Pennsylvania House of Representatives Votes to End Stalking, Harassment and Terroristic Threats in Labor Disputes
Insights
4.22.15
Currently, harassment, stalking and threatening to use a weapon of mass destruction are all crimes – unless you are a union member engaged in a labor dispute. Yesterday, April 22, 2015, the Pennsylvania House of Representatives passed a bill to end the crimes code carveout allowing parties to a labor dispute to stalk, harass, and make deadly threats. The measure comes after the federal indictment and conviction of Ironworkers Local 401, whose leaders and members were charged with multiple crimes related to the December 2012 burning and vandalism of a Quaker meetinghouse construction site in the Chestnut Hill neighborhood of Philadelphia. Several other incidents are outlined in the indictment, most of which started with harassment, unwelcome visits to jobsites and direct threats. Law enforcement was handcuffed by the carveout from intervening earlier, which may have prevented the violence and destruction of property.
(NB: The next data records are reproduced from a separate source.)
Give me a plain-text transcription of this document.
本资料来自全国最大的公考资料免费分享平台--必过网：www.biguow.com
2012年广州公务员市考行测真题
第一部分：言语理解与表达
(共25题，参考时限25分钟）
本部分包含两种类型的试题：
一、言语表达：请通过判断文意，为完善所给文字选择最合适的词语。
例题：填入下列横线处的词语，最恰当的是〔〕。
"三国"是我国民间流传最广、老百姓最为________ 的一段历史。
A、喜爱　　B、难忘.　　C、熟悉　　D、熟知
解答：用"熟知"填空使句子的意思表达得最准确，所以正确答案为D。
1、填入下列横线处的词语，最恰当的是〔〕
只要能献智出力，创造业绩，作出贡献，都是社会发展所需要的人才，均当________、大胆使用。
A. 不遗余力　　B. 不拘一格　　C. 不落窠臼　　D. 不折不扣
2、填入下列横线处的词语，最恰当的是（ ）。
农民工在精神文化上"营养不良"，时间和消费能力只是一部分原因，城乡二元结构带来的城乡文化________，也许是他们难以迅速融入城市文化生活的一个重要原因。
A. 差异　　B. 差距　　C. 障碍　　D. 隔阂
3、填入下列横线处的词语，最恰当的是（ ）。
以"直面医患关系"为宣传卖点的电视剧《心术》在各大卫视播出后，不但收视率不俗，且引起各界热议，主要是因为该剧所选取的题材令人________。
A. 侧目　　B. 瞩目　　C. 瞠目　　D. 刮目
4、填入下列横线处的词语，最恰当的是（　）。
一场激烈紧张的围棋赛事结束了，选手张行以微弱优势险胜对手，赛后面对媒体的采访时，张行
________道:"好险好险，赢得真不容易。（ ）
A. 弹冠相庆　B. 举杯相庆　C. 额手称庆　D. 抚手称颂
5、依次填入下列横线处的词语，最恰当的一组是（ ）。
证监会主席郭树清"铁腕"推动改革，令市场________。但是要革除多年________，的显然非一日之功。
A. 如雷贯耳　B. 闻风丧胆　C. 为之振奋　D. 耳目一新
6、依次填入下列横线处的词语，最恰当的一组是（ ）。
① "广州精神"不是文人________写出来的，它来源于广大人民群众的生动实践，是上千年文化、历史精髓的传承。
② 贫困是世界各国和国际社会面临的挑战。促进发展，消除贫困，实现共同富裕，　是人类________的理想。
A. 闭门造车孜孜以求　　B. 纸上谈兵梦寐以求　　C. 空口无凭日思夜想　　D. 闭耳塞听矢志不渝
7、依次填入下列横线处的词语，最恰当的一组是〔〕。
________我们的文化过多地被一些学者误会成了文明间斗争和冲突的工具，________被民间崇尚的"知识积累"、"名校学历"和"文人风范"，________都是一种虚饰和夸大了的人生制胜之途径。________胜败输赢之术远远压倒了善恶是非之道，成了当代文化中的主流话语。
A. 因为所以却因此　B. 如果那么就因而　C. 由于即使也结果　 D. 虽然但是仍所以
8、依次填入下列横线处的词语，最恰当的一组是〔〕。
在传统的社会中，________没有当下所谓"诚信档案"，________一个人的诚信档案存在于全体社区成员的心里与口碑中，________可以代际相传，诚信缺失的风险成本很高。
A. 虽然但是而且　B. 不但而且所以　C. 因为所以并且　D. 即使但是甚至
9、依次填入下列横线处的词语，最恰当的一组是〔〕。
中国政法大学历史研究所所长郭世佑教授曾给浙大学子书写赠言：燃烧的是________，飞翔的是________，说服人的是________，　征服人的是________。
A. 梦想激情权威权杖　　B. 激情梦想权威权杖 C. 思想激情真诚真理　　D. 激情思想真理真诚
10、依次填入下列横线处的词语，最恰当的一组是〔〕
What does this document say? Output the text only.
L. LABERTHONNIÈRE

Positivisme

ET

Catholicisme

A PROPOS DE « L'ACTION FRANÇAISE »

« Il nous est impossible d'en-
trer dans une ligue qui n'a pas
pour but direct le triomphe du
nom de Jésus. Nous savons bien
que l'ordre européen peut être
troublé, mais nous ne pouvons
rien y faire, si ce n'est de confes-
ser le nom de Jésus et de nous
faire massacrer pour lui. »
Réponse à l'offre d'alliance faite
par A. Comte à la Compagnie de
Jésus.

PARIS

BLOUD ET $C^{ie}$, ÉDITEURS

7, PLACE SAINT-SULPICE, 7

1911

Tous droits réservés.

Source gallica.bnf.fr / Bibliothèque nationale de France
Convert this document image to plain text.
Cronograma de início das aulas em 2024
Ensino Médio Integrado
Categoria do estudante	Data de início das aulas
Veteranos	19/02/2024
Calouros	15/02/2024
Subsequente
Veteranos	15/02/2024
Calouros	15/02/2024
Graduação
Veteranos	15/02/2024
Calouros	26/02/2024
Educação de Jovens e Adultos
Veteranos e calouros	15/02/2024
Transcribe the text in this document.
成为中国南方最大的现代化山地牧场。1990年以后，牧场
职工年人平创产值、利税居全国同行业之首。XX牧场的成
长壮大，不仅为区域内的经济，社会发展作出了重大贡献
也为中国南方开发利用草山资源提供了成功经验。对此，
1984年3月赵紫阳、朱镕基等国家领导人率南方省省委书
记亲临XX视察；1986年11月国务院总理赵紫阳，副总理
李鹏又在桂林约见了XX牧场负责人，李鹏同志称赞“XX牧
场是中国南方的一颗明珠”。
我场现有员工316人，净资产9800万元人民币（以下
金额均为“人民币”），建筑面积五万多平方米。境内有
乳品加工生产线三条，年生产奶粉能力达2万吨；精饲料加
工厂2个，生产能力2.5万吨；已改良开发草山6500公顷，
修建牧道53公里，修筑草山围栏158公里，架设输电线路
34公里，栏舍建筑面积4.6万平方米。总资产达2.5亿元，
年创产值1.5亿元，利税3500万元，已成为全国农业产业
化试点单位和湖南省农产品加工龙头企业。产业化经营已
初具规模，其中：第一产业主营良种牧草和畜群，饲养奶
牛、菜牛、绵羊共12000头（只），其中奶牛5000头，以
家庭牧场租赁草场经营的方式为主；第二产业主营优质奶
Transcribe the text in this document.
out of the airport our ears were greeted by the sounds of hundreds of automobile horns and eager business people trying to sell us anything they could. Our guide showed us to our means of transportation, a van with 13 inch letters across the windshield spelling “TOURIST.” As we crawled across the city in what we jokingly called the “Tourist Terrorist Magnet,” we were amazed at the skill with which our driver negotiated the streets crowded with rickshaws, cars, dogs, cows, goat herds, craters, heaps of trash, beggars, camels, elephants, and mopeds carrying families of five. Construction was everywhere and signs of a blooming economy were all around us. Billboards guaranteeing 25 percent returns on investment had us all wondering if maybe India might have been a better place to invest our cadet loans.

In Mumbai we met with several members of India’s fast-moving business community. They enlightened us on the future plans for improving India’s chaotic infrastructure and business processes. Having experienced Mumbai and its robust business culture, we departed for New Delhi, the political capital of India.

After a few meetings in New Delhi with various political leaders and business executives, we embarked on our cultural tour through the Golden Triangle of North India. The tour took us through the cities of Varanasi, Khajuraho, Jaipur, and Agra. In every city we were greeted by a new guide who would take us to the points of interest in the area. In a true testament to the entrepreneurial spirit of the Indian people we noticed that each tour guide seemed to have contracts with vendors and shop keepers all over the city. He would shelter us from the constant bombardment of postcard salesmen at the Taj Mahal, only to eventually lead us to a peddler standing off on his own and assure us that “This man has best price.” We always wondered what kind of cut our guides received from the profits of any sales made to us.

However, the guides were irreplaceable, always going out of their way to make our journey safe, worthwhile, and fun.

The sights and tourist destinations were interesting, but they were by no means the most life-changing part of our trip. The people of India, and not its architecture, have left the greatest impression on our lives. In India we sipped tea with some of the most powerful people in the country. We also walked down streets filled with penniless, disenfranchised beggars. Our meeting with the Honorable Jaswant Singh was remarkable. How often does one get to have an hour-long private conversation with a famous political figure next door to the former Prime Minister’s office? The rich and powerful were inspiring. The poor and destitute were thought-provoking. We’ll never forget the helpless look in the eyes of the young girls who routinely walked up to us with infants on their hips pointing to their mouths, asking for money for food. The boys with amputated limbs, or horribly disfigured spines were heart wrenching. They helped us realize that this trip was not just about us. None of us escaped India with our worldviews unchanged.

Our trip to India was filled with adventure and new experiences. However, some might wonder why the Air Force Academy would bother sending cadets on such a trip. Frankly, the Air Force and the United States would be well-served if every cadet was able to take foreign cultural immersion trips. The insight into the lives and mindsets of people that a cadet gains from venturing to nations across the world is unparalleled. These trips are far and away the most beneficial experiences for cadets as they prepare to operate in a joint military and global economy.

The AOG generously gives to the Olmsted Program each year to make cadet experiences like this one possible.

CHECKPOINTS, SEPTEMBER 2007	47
Pennsylvania’s unions oppose the legislation. Pennsylvania AFL-CIO officers accuse the bill of being an “overreach by a political agenda that is not based on reality but on extreme ideology against unions” and “an effort to engage in union busting” saying that “current laws are protecting the rights of workers to have a voice and to protect the property of businesses.”
The bill now heads to the state Senate. We will keep you apprised of further developments.